Our collective mitigating actions would not have been effective without the partnership approach undertaken by the Penally Strategic Engagement Group and Multi Agency Group, all of whom came together quickly to step up to the challenge with little experience of the asylum system. The actions of these groups helped to ensure the measures put in place at the camp were achieved at pace. The Wales Strategic Migration Partnership has played a crucial role in building and maintaining this partnership over the last 6 months.

Although the site was unsuitable, we have learned a great deal about how Welsh public services can come together to respond to urgent situations like this. Despite this, we will do everything we can to prevent another Penally-type development opening in Wales. 

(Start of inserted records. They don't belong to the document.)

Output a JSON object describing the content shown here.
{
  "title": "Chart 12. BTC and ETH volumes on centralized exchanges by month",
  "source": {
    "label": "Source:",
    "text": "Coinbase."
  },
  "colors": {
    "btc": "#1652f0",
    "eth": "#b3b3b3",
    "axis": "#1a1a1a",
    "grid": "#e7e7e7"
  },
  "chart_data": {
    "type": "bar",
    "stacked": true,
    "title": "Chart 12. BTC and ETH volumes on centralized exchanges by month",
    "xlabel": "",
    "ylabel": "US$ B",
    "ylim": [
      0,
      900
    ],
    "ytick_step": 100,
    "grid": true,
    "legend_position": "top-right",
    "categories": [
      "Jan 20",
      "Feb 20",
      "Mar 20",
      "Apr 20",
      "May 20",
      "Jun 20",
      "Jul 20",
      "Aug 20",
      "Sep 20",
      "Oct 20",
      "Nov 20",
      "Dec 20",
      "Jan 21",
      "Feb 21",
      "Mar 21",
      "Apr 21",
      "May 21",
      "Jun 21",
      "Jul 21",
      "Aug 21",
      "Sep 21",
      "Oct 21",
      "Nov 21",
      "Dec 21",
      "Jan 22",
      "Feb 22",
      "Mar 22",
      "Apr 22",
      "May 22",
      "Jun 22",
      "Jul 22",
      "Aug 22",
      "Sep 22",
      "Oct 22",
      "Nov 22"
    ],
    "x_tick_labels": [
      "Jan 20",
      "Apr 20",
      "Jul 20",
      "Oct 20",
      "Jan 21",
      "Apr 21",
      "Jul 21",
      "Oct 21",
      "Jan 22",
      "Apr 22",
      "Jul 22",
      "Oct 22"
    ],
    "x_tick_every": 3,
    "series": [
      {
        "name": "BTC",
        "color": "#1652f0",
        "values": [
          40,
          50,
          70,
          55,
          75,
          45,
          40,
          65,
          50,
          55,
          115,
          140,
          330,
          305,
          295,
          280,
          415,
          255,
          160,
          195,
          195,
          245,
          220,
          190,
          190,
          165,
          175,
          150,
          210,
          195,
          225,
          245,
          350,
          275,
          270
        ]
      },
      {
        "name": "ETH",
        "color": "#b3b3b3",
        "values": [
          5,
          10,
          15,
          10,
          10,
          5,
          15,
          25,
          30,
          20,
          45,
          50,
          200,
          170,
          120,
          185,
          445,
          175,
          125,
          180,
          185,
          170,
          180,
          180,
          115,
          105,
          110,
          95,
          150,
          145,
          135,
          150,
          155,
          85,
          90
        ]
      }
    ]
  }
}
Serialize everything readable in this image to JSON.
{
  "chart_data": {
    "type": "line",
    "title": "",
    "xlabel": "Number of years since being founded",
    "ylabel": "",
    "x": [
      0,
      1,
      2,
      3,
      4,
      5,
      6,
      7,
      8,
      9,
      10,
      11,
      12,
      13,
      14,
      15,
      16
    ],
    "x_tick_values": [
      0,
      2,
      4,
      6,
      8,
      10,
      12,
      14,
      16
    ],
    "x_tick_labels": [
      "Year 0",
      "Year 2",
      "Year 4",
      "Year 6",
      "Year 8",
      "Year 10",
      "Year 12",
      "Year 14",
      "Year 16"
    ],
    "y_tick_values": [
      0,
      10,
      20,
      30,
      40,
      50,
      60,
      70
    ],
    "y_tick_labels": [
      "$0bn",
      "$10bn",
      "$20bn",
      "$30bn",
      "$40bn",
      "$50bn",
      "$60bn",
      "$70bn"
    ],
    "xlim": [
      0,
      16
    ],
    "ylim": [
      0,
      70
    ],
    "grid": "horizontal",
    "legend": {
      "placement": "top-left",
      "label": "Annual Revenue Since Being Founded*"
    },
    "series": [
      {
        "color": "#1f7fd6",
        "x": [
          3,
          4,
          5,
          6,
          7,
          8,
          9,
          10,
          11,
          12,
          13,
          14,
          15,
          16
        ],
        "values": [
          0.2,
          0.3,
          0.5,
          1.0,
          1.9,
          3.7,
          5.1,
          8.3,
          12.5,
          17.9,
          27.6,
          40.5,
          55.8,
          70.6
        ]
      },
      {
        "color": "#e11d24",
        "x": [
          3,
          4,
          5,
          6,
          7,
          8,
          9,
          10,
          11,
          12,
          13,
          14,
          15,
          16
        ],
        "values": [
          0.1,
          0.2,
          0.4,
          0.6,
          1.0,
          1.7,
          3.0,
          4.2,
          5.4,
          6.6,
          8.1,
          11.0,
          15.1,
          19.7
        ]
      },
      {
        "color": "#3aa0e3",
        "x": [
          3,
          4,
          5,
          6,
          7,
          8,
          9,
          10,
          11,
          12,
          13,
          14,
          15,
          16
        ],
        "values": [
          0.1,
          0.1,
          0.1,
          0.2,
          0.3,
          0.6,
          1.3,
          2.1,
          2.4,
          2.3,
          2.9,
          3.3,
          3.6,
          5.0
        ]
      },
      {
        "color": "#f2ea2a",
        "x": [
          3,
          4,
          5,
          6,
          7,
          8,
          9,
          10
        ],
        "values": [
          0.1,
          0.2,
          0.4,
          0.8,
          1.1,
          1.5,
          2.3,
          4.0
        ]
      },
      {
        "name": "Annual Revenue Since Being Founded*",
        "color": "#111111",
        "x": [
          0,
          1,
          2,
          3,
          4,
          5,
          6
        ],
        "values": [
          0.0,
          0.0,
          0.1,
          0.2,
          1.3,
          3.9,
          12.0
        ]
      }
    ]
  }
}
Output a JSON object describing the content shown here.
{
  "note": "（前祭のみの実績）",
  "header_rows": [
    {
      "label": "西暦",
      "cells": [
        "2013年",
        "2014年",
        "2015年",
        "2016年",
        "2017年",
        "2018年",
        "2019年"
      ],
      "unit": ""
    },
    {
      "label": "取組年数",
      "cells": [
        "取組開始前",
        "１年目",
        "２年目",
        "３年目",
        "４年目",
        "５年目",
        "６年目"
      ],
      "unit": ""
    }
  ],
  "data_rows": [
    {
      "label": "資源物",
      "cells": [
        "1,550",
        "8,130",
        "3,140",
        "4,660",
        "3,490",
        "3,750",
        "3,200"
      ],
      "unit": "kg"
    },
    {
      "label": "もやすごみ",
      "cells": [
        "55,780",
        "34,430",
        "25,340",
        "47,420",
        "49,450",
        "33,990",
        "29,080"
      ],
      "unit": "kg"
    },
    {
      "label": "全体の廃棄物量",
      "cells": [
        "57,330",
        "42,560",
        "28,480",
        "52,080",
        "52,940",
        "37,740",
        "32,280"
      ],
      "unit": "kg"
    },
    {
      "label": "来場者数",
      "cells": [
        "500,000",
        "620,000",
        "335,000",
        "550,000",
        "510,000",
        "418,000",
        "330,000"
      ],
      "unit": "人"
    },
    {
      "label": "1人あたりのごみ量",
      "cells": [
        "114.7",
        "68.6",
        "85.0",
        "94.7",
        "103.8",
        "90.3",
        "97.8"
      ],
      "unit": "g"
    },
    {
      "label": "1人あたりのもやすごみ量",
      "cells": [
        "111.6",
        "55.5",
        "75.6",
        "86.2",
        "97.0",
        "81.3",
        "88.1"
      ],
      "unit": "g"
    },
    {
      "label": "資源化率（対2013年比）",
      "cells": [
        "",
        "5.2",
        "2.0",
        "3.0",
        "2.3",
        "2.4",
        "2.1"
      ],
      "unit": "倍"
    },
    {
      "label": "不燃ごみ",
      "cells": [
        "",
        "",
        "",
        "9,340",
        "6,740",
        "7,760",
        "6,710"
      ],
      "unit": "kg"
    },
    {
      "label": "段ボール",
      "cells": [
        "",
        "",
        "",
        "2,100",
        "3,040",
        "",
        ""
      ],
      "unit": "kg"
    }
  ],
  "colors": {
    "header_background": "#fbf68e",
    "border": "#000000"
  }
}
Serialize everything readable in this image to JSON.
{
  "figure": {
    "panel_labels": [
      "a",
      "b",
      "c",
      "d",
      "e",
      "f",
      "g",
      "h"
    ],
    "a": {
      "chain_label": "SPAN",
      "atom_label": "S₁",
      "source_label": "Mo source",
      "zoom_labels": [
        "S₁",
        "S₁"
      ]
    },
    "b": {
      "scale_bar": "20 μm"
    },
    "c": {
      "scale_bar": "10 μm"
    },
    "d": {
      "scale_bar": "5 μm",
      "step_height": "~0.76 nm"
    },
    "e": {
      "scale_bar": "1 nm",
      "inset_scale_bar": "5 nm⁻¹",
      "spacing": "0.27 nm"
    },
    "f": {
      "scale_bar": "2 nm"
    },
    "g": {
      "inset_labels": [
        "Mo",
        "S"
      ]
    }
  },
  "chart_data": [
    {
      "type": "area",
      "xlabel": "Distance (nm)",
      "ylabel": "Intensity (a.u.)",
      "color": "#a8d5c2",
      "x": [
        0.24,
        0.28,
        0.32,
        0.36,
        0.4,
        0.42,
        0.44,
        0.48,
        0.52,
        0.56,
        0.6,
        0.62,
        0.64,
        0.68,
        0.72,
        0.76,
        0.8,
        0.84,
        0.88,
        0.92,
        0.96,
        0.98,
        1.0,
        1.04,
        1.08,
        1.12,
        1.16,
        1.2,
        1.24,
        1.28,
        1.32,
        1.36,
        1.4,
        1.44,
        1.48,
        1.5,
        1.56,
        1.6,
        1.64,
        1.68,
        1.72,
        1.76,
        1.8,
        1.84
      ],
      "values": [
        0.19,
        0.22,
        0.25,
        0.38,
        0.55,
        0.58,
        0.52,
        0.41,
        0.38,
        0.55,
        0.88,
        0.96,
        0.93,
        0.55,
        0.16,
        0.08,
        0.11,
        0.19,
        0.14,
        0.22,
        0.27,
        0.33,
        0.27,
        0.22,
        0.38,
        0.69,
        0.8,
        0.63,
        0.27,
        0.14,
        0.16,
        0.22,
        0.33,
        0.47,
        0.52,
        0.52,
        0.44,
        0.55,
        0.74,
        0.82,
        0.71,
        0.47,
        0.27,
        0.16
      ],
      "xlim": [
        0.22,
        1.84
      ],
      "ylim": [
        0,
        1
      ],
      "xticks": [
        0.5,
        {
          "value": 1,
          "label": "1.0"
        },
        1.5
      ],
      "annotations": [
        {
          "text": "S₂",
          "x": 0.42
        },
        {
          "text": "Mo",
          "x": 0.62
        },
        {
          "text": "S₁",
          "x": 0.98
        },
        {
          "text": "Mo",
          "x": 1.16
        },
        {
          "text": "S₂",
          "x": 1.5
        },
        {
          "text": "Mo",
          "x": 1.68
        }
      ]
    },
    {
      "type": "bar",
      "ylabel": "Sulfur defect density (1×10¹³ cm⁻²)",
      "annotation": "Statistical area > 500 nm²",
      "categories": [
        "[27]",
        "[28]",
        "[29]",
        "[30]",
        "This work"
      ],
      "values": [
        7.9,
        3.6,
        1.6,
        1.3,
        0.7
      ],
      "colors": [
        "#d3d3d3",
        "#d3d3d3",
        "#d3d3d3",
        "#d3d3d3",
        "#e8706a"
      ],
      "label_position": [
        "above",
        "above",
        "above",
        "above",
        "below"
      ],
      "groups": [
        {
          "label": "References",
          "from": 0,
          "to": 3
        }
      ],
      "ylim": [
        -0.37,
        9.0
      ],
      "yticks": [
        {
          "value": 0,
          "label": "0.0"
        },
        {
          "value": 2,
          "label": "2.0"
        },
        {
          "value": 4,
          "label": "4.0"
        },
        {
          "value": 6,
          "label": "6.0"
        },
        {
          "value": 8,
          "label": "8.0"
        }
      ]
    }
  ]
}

Although the provision of asylum accommodation is the responsibility of the UK Government we are working closely with Welsh local authorities to widen the asylum dispersal system to new areas. Conversations with local government have taken place throughout February in the hope that new opportunities for asylum dispersal can be found. We must do this at a pace that ensures inclusion and cohesion within communities is managed effectively and local authorities are not placed under unnecessary pressure at a financial and operational level. 

We will need the Home Office to be far more flexible in their approach to ensure local authority concerns around safeguarding, data sharing, partnership working and funding can be adequately addressed. Nevertheless, we are committed to providing support to this endeavour.